The religious centre of the city is made up of the monumental complex the Cathedral and the Baptistery, and by the two squares which surround them. In Roman and late Mediaeval Florence this area was on the outskirts of the residential district, but from the eleventh century on, as the city extended outwards, it became a focal point within the urban area. The decisive moment came at the end of the thirteenth century when the city decided to rebuild the Cathedral of Santa Reparata (crypt) in a larger form, more suited to its increased importance.

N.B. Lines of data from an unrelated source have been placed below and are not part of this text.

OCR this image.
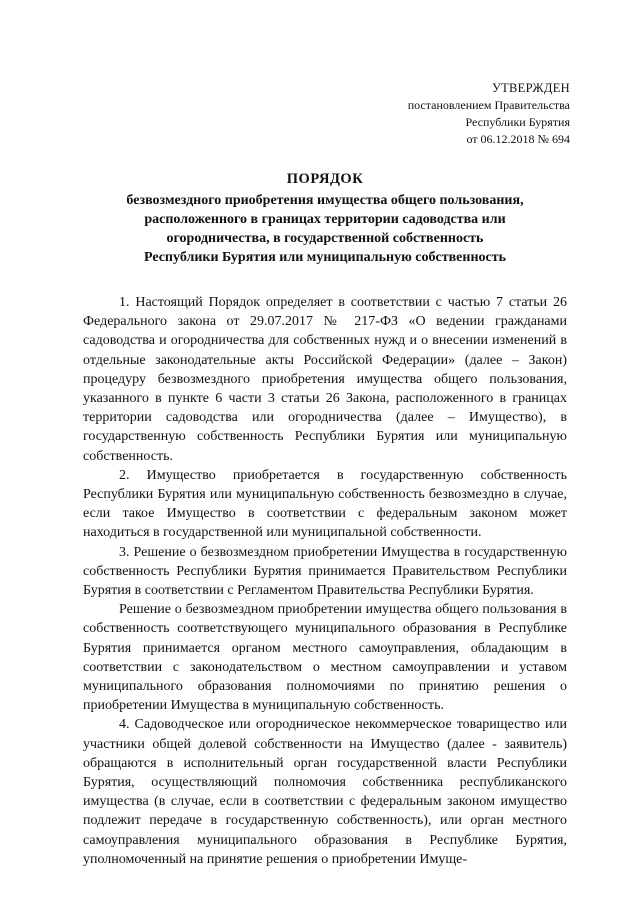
УТВЕРЖДЕН
постановлением Правительства
Республики Бурятия
от 06.12.2018 № 694
ПОРЯДОК
безвозмездного приобретения имущества общего пользования,
расположенного в границах территории садоводства или
огородничества, в государственной собственность
Республики Бурятия или муниципальную собственность

1. Настоящий Порядок определяет в соответствии с частью 7 статьи 26 Федерального закона от 29.07.2017 № 217-ФЗ «О ведении гражданами садоводства и огородничества для собственных нужд и о внесении изменений в отдельные законодательные акты Российской Федерации» (далее – Закон) процедуру безвозмездного приобретения имущества общего пользования, указанного в пункте 6 части 3 статьи 26 Закона, расположенного в границах территории садоводства или огородничества (далее – Имущество), в государственную собственность Республики Бурятия или муниципальную собственность.

2. Имущество приобретается в государственную собственность Республики Бурятия или муниципальную собственность безвозмездно в случае, если такое Имущество в соответствии с федеральным законом может находиться в государственной или муниципальной собственности.

3. Решение о безвозмездном приобретении Имущества в государственную собственность Республики Бурятия принимается Правительством Республики Бурятия в соответствии с Регламентом Правительства Республики Бурятия.

Решение о безвозмездном приобретении имущества общего пользования в собственность соответствующего муниципального образования в Республике Бурятия принимается органом местного самоуправления, обладающим в соответствии с законодательством о местном самоуправлении и уставом муниципального образования полномочиями по принятию решения о приобретении Имущества в муниципальную собственность.

4. Садоводческое или огородническое некоммерческое товарищество или участники общей долевой собственности на Имущество (далее - заявитель) обращаются в исполнительный орган государственной власти Республики Бурятия, осуществляющий полномочия собственника республиканского имущества (в случае, если в соответствии с федеральным законом имущество подлежит передаче в государственную собственность), или орган местного самоуправления муниципального образования в Республике Бурятия, уполномоченный на принятие решения о приобретении Имуще-
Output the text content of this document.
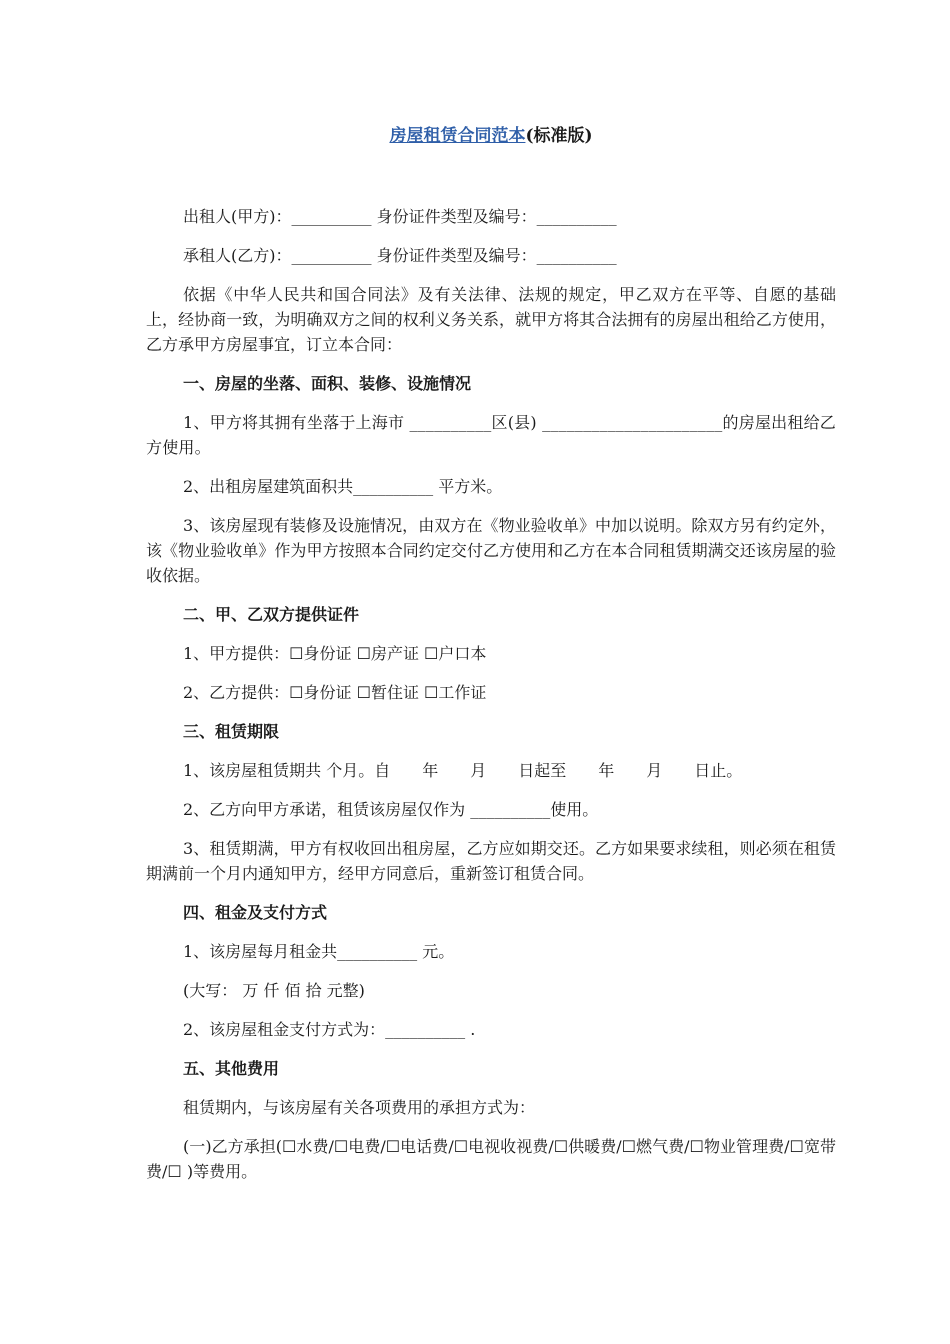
房屋租赁合同范本(标准版)

出租人(甲方)：__________ 身份证件类型及编号：__________

承租人(乙方)：__________ 身份证件类型及编号：__________

依据《中华人民共和国合同法》及有关法律、法规的规定，甲乙双方在平等、自愿的基础上，经协商一致，为明确双方之间的权利义务关系，就甲方将其合法拥有的房屋出租给乙方使用，乙方承甲方房屋事宜，订立本合同：

一、房屋的坐落、面积、装修、设施情况

1、甲方将其拥有坐落于上海市 __________区(县) ______________________的房屋出租给乙方使用。

2、出租房屋建筑面积共__________ 平方米。

3、该房屋现有装修及设施情况，由双方在《物业验收单》中加以说明。除双方另有约定外，该《物业验收单》作为甲方按照本合同约定交付乙方使用和乙方在本合同租赁期满交还该房屋的验收依据。

二、甲、乙双方提供证件

1、甲方提供：☐身份证 ☐房产证 ☐户口本

2、乙方提供：☐身份证 ☐暂住证 ☐工作证

三、租赁期限

1、该房屋租赁期共 个月。自　　年　　月　　日起至　　年　　月　　日止。

2、乙方向甲方承诺，租赁该房屋仅作为 __________使用。

3、租赁期满，甲方有权收回出租房屋，乙方应如期交还。乙方如果要求续租，则必须在租赁期满前一个月内通知甲方，经甲方同意后，重新签订租赁合同。

四、租金及支付方式

1、该房屋每月租金共__________ 元。

(大写： 万 仟 佰 拾 元整)

2、该房屋租金支付方式为：__________ .

五、其他费用

租赁期内，与该房屋有关各项费用的承担方式为：

(一)乙方承担(☐水费/☐电费/☐电话费/☐电视收视费/☐供暖费/☐燃气费/☐物业管理费/☐宽带费/☐ )等费用。
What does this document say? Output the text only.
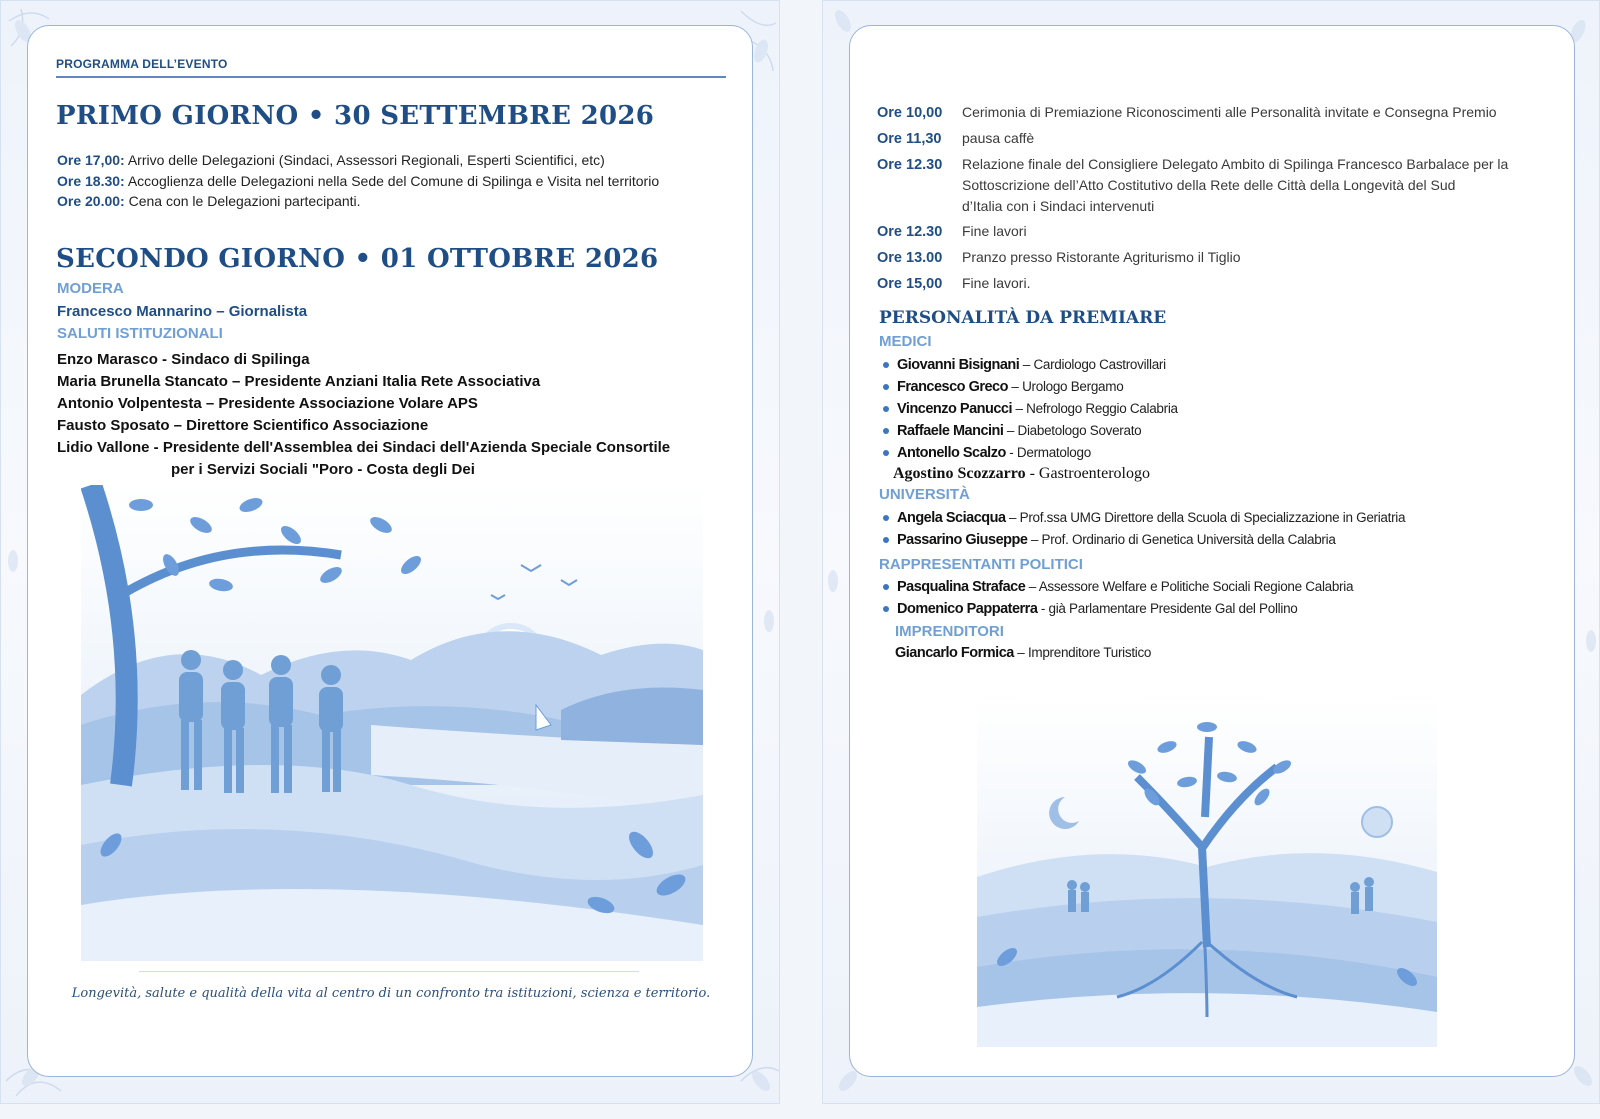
PROGRAMMA DELL’EVENTO
PRIMO GIORNO • 30 SETTEMBRE 2026
Ore 17,00: Arrivo delle Delegazioni (Sindaci, Assessori Regionali, Esperti Scientifici, etc)
Ore 18.30: Accoglienza delle Delegazioni nella Sede del Comune di Spilinga e Visita nel territorio
Ore 20.00: Cena con le Delegazioni partecipanti.
SECONDO GIORNO • 01 OTTOBRE 2026
MODERA
Francesco Mannarino – Giornalista
SALUTI ISTITUZIONALI
Enzo Marasco - Sindaco di Spilinga
Maria Brunella Stancato – Presidente Anziani Italia Rete Associativa
Antonio Volpentesta – Presidente Associazione Volare APS
Fausto Sposato – Direttore Scientifico Associazione
Lidio Vallone - Presidente dell'Assemblea dei Sindaci dell'Azienda Speciale Consortile
per i Servizi Sociali "Poro - Costa degli Dei
Longevità, salute e qualità della vita al centro di un confronto tra istituzioni, scienza e territorio.
Ore 10,00 Cerimonia di Premiazione Riconoscimenti alle Personalità invitate e Consegna Premio
Ore 11,30 pausa caffè
Ore 12.30 Relazione finale del Consigliere Delegato Ambito di Spilinga Francesco Barbalace per la
Sottoscrizione dell’Atto Costitutivo della Rete delle Città della Longevità del Sud
d’Italia con i Sindaci intervenuti
Ore 12.30 Fine lavori
Ore 13.00 Pranzo presso Ristorante Agriturismo il Tiglio
Ore 15,00 Fine lavori.
PERSONALITÀ DA PREMIARE
MEDICI
Giovanni Bisignani – Cardiologo Castrovillari
Francesco Greco – Urologo Bergamo
Vincenzo Panucci – Nefrologo Reggio Calabria
Raffaele Mancini – Diabetologo Soverato
Antonello Scalzo - Dermatologo
Agostino Scozzarro - Gastroenterologo
UNIVERSITÀ
Angela Sciacqua – Prof.ssa UMG Direttore della Scuola di Specializzazione in Geriatria
Passarino Giuseppe – Prof. Ordinario di Genetica Università della Calabria
RAPPRESENTANTI POLITICI
Pasqualina Straface – Assessore Welfare e Politiche Sociali Regione Calabria
Domenico Pappaterra - già Parlamentare Presidente Gal del Pollino
IMPRENDITORI
Giancarlo Formica – Imprenditore Turistico
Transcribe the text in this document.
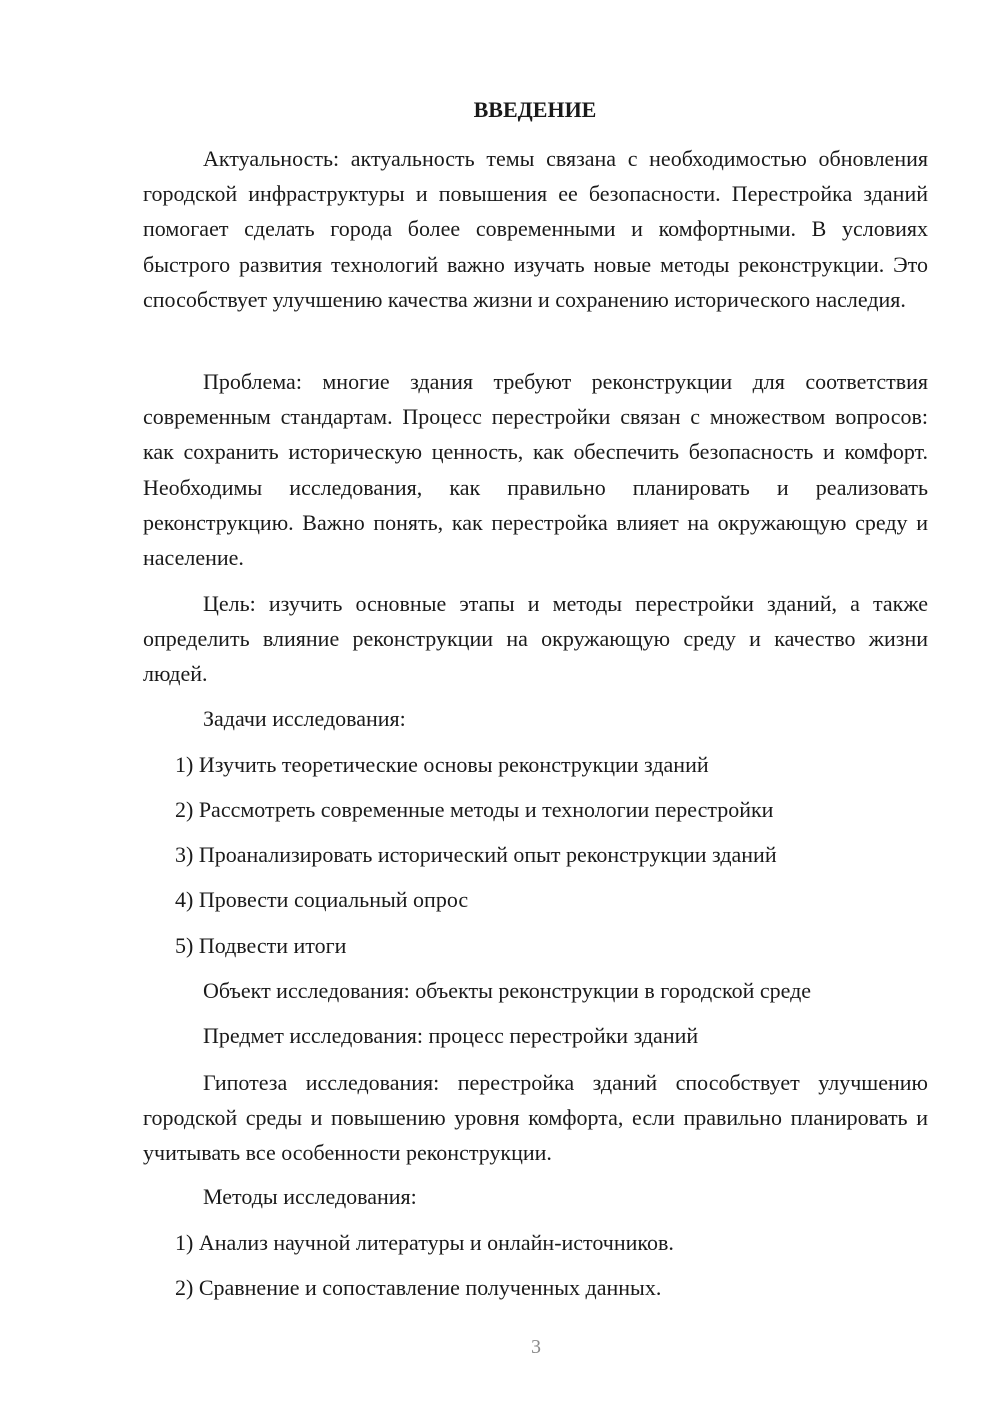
ВВЕДЕНИЕ

Актуальность: актуальность темы связана с необходимостью обновления городской инфраструктуры и повышения ее безопасности. Перестройка зданий помогает сделать города более современными и комфортными. В условиях быстрого развития технологий важно изучать новые методы реконструкции. Это способствует улучшению качества жизни и сохранению исторического наследия.

Проблема: многие здания требуют реконструкции для соответствия современным стандартам. Процесс перестройки связан с множеством вопросов: как сохранить историческую ценность, как обеспечить безопасность и комфорт. Необходимы исследования, как правильно планировать и реализовать реконструкцию. Важно понять, как перестройка влияет на окружающую среду и население.

Цель: изучить основные этапы и методы перестройки зданий, а также определить влияние реконструкции на окружающую среду и качество жизни людей.

Задачи исследования:

1) Изучить теоретические основы реконструкции зданий

2) Рассмотреть современные методы и технологии перестройки

3) Проанализировать исторический опыт реконструкции зданий

4) Провести социальный опрос

5) Подвести итоги

Объект исследования: объекты реконструкции в городской среде

Предмет исследования: процесс перестройки зданий

Гипотеза исследования: перестройка зданий способствует улучшению городской среды и повышению уровня комфорта, если правильно планировать и учитывать все особенности реконструкции.

Методы исследования:

1) Анализ научной литературы и онлайн-источников.

2) Сравнение и сопоставление полученных данных.

3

The new proportions established by Arnolfo for the façade define the relationship between the Church and the Baptistry, and identify the space between the two as a real square within which the most important events of the city were to take place. The construction of the new Cathedral of Santa Maria del Fiore and of the Campanile (Giotto's Bell Tower) continued throughout the fourteenth century and was completed only in the next century with the building of Brunelleschi's cupola (Dome). The transformations which occurred over the years were finally sanctioned by the nineteenth century modifications, resulting in the creation of the monumental façade of the Cathedral, and in a further extension of Piazza San Giovanni. In order to understand the entire complex, and admire many original works from it, visit the great Museo dell'Opera del Duomo! The interesting Museo della Misericordia (Mercy), one of the oldest charitable institutions in Italy, also overlooks the square, on the Bell Tower side.
This square has always been the perfect set to host the most emblematic events in the city and in fact, every year, some important ceremonies of the Florentine tradition are held just here. Among them, the spectacular Cavalcata dei Magi (Cavalcade of the Three Kings), on January 6th, and the impressive Scoppio del carro (Explosion of the cart), on Easter Sunday morning.